Ardından birini eline bir gümüş sikke alıp kente inmek ve kendilerine yiyecek getirmekle görevlendirirler, ama aynı zamanda da ona tanınmamaya özen göstermesini tembih ederler, çünkü kentteki insanların onlardan haberdar oldukları takdirde onları batıl inanca zorlayacaklarını veya katledeceklerini düşünürler. Ashabi kehfin kente gönderdiği adam kente indikten sonra çok tuhaf bir durumla karşılaşır. Kentte yaşayan insanların hiç biri onun tanıdığı insanlar değildir, hatta konuştukları dili pek iyi anlayamaz. İnsanlar ona kim olduğunu ve nereden geldiğini sorar, o da sırrını açıklar.
O dönemde muvahhid biri olan kentin padişahı askerleriyle beraber o adamla mağaraya doğru yola çıkar. Ancak mağaraya vardıklarında Allah Teâlâ onların içine panik ve dehşet düşürür, öyle ki hiç biri mağaraya girmeye cesaret edemez ve sadece ashabi kehften olan adam mağaraya girebilir. Ashabi kehf mağaraya giren arkadaşlarını görünce panikler, çünkü mağaranın önünde bekleyenlerin yaşadıkları çağın zalim hükümdarı ve putperestler olduğunu zanneder. Ancak arkadaşları onları derin uykuları ve Allah Teâlâ tarafından insanlara ayet ve işaret ve ibret oldukları konusunda bilgilendirir.

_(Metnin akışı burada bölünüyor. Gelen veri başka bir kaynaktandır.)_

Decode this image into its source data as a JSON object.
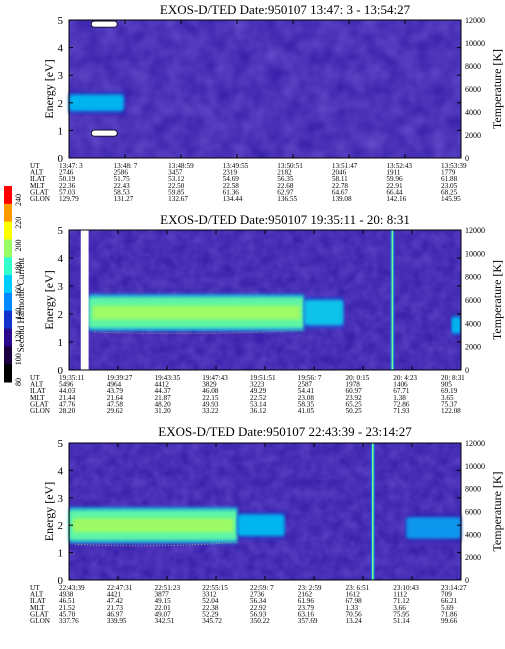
{
  "colorbar": {
    "label": "Second Harmonic Current",
    "ticks": [
      "240",
      "220",
      "200",
      "180",
      "160",
      "140",
      "120",
      "100",
      "80"
    ],
    "colors": [
      "#ff0000",
      "#ff9900",
      "#ffff00",
      "#99ff66",
      "#33ffcc",
      "#00ccff",
      "#0088ff",
      "#1133cc",
      "#2a0a8a",
      "#1a0040",
      "#000000"
    ]
  },
  "panels": [
    {
      "title": "EXOS-D/TED   Date:950107  13:47: 3 - 13:54:27",
      "ylabel": "Energy [eV]",
      "y2label": "Temperature [K]",
      "eph_labels": [
        "UT",
        "ALT",
        "ILAT",
        "MLT",
        "GLAT",
        "GLON"
      ],
      "eph_columns": [
        [
          "13:47: 3",
          "2746",
          "50.19",
          "22.36",
          "57.03",
          "129.79"
        ],
        [
          "13:48: 7",
          "2586",
          "51.75",
          "22.43",
          "58.53",
          "131.27"
        ],
        [
          "13:48:59",
          "3457",
          "53.12",
          "22.50",
          "59.85",
          "132.67"
        ],
        [
          "13:49:55",
          "2319",
          "54.69",
          "22.58",
          "61.36",
          "134.44"
        ],
        [
          "13:50:51",
          "2182",
          "56.35",
          "22.68",
          "62.97",
          "136.55"
        ],
        [
          "13:51:47",
          "2046",
          "58.11",
          "22.78",
          "64.67",
          "139.08"
        ],
        [
          "13:52:43",
          "1911",
          "59.96",
          "22.91",
          "66.44",
          "142.16"
        ],
        [
          "13:53:39",
          "1779",
          "61.88",
          "23.05",
          "68.25",
          "145.95"
        ]
      ]
    },
    {
      "title": "EXOS-D/TED   Date:950107  19:35:11 - 20: 8:31",
      "ylabel": "Energy [eV]",
      "y2label": "Temperature [K]",
      "eph_labels": [
        "UT",
        "ALT",
        "ILAT",
        "MLT",
        "GLAT",
        "GLON"
      ],
      "eph_columns": [
        [
          "19:35:11",
          "5496",
          "44.03",
          "21.44",
          "47.76",
          "28.20"
        ],
        [
          "19:39:27",
          "4964",
          "43.79",
          "21.64",
          "47.58",
          "29.62"
        ],
        [
          "19:43:35",
          "4412",
          "44.37",
          "21.87",
          "48.20",
          "31.20"
        ],
        [
          "19:47:43",
          "3829",
          "46.08",
          "22.15",
          "49.93",
          "33.22"
        ],
        [
          "19:51:51",
          "3223",
          "49.29",
          "22.52",
          "53.14",
          "36.12"
        ],
        [
          "19:56: 7",
          "2587",
          "54.41",
          "23.08",
          "58.35",
          "41.05"
        ],
        [
          "20: 0:15",
          "1978",
          "60.97",
          "23.92",
          "65.25",
          "50.25"
        ],
        [
          "20: 4:23",
          "1406",
          "67.71",
          "1.38",
          "72.86",
          "71.93"
        ],
        [
          "20: 8:31",
          "905",
          "69.19",
          "3.65",
          "75.37",
          "122.08"
        ]
      ]
    },
    {
      "title": "EXOS-D/TED   Date:950107  22:43:39 - 23:14:27",
      "ylabel": "Energy [eV]",
      "y2label": "Temperature [K]",
      "eph_labels": [
        "UT",
        "ALT",
        "ILAT",
        "MLT",
        "GLAT",
        "GLON"
      ],
      "eph_columns": [
        [
          "22:43:39",
          "4938",
          "46.51",
          "21.52",
          "45.70",
          "337.76"
        ],
        [
          "22:47:31",
          "4421",
          "47.42",
          "21.73",
          "46.97",
          "339.95"
        ],
        [
          "22:51:23",
          "3877",
          "49.15",
          "22.01",
          "49.07",
          "342.51"
        ],
        [
          "22:55:15",
          "3312",
          "52.04",
          "22.38",
          "52.29",
          "345.72"
        ],
        [
          "22:59: 7",
          "2736",
          "56.34",
          "22.92",
          "56.93",
          "350.22"
        ],
        [
          "23: 2:59",
          "2162",
          "61.96",
          "23.79",
          "63.16",
          "357.69"
        ],
        [
          "23: 6:51",
          "1612",
          "67.98",
          "1.33",
          "70.56",
          "13.24"
        ],
        [
          "23:10:43",
          "1112",
          "71.12",
          "3.66",
          "75.95",
          "51.14"
        ],
        [
          "23:14:27",
          "709",
          "66.21",
          "5.69",
          "71.86",
          "99.66"
        ]
      ]
    }
  ],
  "chart_data": [
    {
      "type": "heatmap",
      "title": "EXOS-D/TED   Date:950107  13:47: 3 - 13:54:27",
      "xlabel": "",
      "ylabel": "Energy [eV]",
      "y2label": "Temperature [K]",
      "ylim": [
        0,
        5
      ],
      "yticks": [
        0,
        1,
        2,
        3,
        4,
        5
      ],
      "y2lim": [
        0,
        12000
      ],
      "y2ticks": [
        0,
        2000,
        4000,
        6000,
        8000,
        10000,
        12000
      ],
      "x": [
        "13:47: 3",
        "13:48: 7",
        "13:48:59",
        "13:49:55",
        "13:50:51",
        "13:51:47",
        "13:52:43",
        "13:53:39"
      ],
      "colorscale": {
        "label": "Second Harmonic Current",
        "range": [
          80,
          240
        ]
      },
      "background_level": 110,
      "bands": [
        {
          "x_from": 0.0,
          "x_to": 0.14,
          "energy_center": 2.0,
          "energy_halfwidth": 0.3,
          "level": 140
        }
      ],
      "white_markers_energy": [
        4.85,
        0.9
      ]
    },
    {
      "type": "heatmap",
      "title": "EXOS-D/TED   Date:950107  19:35:11 - 20: 8:31",
      "xlabel": "",
      "ylabel": "Energy [eV]",
      "y2label": "Temperature [K]",
      "ylim": [
        0,
        5
      ],
      "yticks": [
        0,
        1,
        2,
        3,
        4,
        5
      ],
      "y2lim": [
        0,
        12000
      ],
      "y2ticks": [
        0,
        2000,
        4000,
        6000,
        8000,
        10000,
        12000
      ],
      "x": [
        "19:35:11",
        "19:39:27",
        "19:43:35",
        "19:47:43",
        "19:51:51",
        "19:56: 7",
        "20: 0:15",
        "20: 4:23",
        "20: 8:31"
      ],
      "colorscale": {
        "label": "Second Harmonic Current",
        "range": [
          80,
          240
        ]
      },
      "background_level": 110,
      "bands": [
        {
          "x_from": 0.05,
          "x_to": 0.6,
          "energy_center": 2.05,
          "energy_halfwidth": 0.55,
          "level": 170
        },
        {
          "x_from": 0.6,
          "x_to": 0.7,
          "energy_center": 2.05,
          "energy_halfwidth": 0.45,
          "level": 145
        },
        {
          "x_from": 0.975,
          "x_to": 1.0,
          "energy_center": 1.6,
          "energy_halfwidth": 0.3,
          "level": 140
        }
      ],
      "gap_x": [
        0.03,
        0.05
      ],
      "spike_x": 0.825
    },
    {
      "type": "heatmap",
      "title": "EXOS-D/TED   Date:950107  22:43:39 - 23:14:27",
      "xlabel": "",
      "ylabel": "Energy [eV]",
      "y2label": "Temperature [K]",
      "ylim": [
        0,
        5
      ],
      "yticks": [
        0,
        1,
        2,
        3,
        4,
        5
      ],
      "y2lim": [
        0,
        12000
      ],
      "y2ticks": [
        0,
        2000,
        4000,
        6000,
        8000,
        10000,
        12000
      ],
      "x": [
        "22:43:39",
        "22:47:31",
        "22:51:23",
        "22:55:15",
        "22:59: 7",
        "23: 2:59",
        "23: 6:51",
        "23:10:43",
        "23:14:27"
      ],
      "colorscale": {
        "label": "Second Harmonic Current",
        "range": [
          80,
          240
        ]
      },
      "background_level": 110,
      "bands": [
        {
          "x_from": 0.0,
          "x_to": 0.43,
          "energy_center": 2.0,
          "energy_halfwidth": 0.55,
          "level": 170
        },
        {
          "x_from": 0.43,
          "x_to": 0.55,
          "energy_center": 2.0,
          "energy_halfwidth": 0.4,
          "level": 140
        },
        {
          "x_from": 0.86,
          "x_to": 1.0,
          "energy_center": 1.9,
          "energy_halfwidth": 0.4,
          "level": 135
        }
      ],
      "spike_x": 0.775
    }
  ]
}
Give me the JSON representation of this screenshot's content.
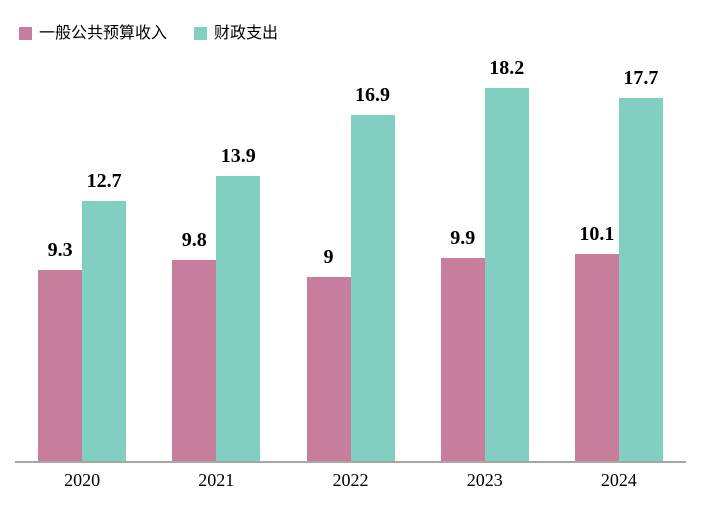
{
  "chart_data": {
    "type": "bar",
    "categories": [
      "2020",
      "2021",
      "2022",
      "2023",
      "2024"
    ],
    "series": [
      {
        "name": "一般公共预算收入",
        "color": "#C77E9D",
        "values": [
          9.3,
          9.8,
          9,
          9.9,
          10.1
        ]
      },
      {
        "name": "财政支出",
        "color": "#81CFC1",
        "values": [
          12.7,
          13.9,
          16.9,
          18.2,
          17.7
        ]
      }
    ],
    "value_labels": {
      "一般公共预算收入": [
        "9.3",
        "9.8",
        "9",
        "9.9",
        "10.1"
      ],
      "财政支出": [
        "12.7",
        "13.9",
        "16.9",
        "18.2",
        "17.7"
      ]
    },
    "ylim": [
      0,
      20
    ],
    "grid": false,
    "legend_position": "top-left",
    "axis_line_color": "#A6A6A6",
    "value_label_color": "#000000",
    "tick_label_color": "#000000"
  },
  "legend": {
    "items": [
      {
        "label": "一般公共预算收入",
        "color": "#C77E9D"
      },
      {
        "label": "财政支出",
        "color": "#81CFC1"
      }
    ]
  }
}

Ashabi kehf bunları duyunca çok sevinir ve sevinç gözyaşı döker. Fakat uyandıktan sonra pek uzun yaşamaz ve Allah’ın mucizesinden haberdar olduktan sonra Allah’tan onları eski haline geri döndürmeyi talep eder. Kur'an'ı Kerim surenin 21. ayetinde şöyle buyurur: Böylece (insanları) onlardan haberdar ettik ki, Allah'ın vâdinin hak olduğunu, kıyametin şüphe götürmez olduğunu bilsinler.
Hani onlar aralarında Ashâb-ı Kehfin durumunu tartışıyorlardı. Dediler ki: "Üzerlerine bir bina yapın. Rableri onları daha iyi bilir." Onların durumuna vâkıf olanlar ise: "Bizler, kesinlikle onların yanı başlarına bir mescit yapacağız" dediler. Kehf suresindeki ayetlerin devamında İslam Peygamberi’nin –s– müstekbir ve fasık eşraf tarafından yoksul müminleri dışlamak üzere baskı altında tutulduğunu anlatır. Yüce Allah ise peygamberine artan bu baskılara karşı direnmesini ve asla teslim olmamasını emreder.
Surenin 28. ayetinde şöyle buyurur: Sabah akşam Rablerine, O'nun rızasını dileyerek dua edenlerle birlikte candan sebat et. Dünya hayatının süsünü isteyerek gözlerini onlardan çevirme. Kalbini bizi anmaktan gafil kıldığımız, kötü arzularına uymuş ve işi gücü aşırılık olan kimseye boyun eğme. Gerçekte bir toplumda bir kesim refah içinde yaşar ve israf ve fesada batar ve bir başka kesim en ilkel haklardan mahrum yaşarsa, o toplumun sağlıklı insani bir toplum olduğu söylenemez ve içinde var olan ayrımcılık ve adaletsizlik yüzünden de İslam tarafından kabul görmez.
Bu yüzden Allah Resulü –s– eşraf ve zengin kesimlere karşı durmak ve yoksul kesimlere meydan vermek suretiyle tevhidi bir toplum inşa etti ve bu toplumun bireylerinde var olan yetenekleri geliştirdi ve bu toplumda her insanın değeri ve kişiliği takvası ve imanı ve cihadı ve salih ameli ile belirlendi.